Harper, jeune femme traumatisée par la mort brutale de son mari violent et malade, part se ressourcer au fin fond de la campagne britannique. Elle fait alors la rencontre de plusieurs hommes étranges. Son séjour vire, lentement mais sûrement, dans le registre de l’inquiétant et du délire.
Amis du cinéma métaphorique capillotracté, bonsoir! Ce « Men », thriller psychologique signé Alex Garland, esprit à l’origine du sensationnel « Ex-Machina », saura vous abreuver de symboles jusqu’à plus soif.

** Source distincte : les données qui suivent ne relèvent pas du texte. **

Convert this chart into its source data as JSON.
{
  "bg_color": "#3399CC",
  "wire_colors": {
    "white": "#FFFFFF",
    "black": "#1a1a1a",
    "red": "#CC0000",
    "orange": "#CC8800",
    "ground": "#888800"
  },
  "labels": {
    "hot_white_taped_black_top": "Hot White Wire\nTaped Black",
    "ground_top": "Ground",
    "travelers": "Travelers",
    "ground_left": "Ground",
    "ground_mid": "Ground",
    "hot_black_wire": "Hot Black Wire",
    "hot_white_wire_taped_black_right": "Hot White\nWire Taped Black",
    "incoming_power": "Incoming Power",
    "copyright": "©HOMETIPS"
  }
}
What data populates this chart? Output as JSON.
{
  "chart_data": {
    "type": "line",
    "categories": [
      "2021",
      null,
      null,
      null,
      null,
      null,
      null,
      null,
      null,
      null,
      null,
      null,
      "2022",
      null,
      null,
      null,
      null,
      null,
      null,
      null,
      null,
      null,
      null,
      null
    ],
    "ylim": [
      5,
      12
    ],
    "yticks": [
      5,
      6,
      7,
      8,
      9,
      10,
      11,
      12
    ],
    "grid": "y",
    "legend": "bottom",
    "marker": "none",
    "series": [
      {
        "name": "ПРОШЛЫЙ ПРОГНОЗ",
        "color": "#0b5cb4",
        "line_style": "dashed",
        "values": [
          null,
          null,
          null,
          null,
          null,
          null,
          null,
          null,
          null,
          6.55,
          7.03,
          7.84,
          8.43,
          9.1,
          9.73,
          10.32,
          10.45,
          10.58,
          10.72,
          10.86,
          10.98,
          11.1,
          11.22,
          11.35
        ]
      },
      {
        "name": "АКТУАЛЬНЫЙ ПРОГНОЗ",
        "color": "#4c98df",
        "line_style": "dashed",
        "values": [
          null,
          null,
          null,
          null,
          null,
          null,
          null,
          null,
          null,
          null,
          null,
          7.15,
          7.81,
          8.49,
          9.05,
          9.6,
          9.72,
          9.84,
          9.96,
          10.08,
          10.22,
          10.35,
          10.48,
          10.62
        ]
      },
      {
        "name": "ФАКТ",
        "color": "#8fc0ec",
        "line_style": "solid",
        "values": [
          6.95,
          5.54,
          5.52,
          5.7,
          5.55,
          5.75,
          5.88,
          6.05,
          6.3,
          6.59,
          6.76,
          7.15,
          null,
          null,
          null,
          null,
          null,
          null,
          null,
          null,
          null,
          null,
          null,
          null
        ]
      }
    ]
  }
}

Dans une mise en scène très « naïve », le réalisateur britannique démontre une nouvelle fois son talent dans le maniement de l’image. L’isolement, la solitude sont grandioses. L’horreur, dans un écrin de verdure et de lumières bibliques, est puissante. La photographie, aux symétries épurées et kubrickesque est léchée. La bande son, toute de voix dissonantes, est glaciale. Le jeu entre montage et effet sonore est soigné, à la limite de l’obsessionnel. On retrouve un peu de Hitchcock dans ses thématiques de la femme névrosée, malmenée, esseulée.
Vous l’aurez compris, « Men » est un très bel objet cinématographique.
Mais voilà que le fond nous laisse un peu plus pantois. Dans une ambiance dérangeante, parfois bien barrée (un peu trop vous dites?), Garland traite des longues étapes qui s’imposent à la guérison d’un psychisme éclaté par le trauma. Dans des basculements inattendus et audacieux (un peu trop aussi, hein?), il figure l’auto-engendrement d’une masculinité toxique et meurtrière. Pour enfoncer le clou, il dépose le message, à coup de grosses godasses boueuses, du sacrifice des femmes sur l’hôtel de l’hétérosexualité et de leur soumission psychologique au patriarcat (y en a un peu plus, je vous le mets quand même?).
Vous l’aurez compris, « Men » traite de thématiques essentielles et vivifiantes, mais malheureusement sans la retenue, la finesse et les détours qui auraient été ici les bienvenus.
Dans le registre de l’allégorie du trauma et de la dépression au féminin on lui préférera un bon « Midsommar », « Barbarian », « Watcher » ou « Mother ».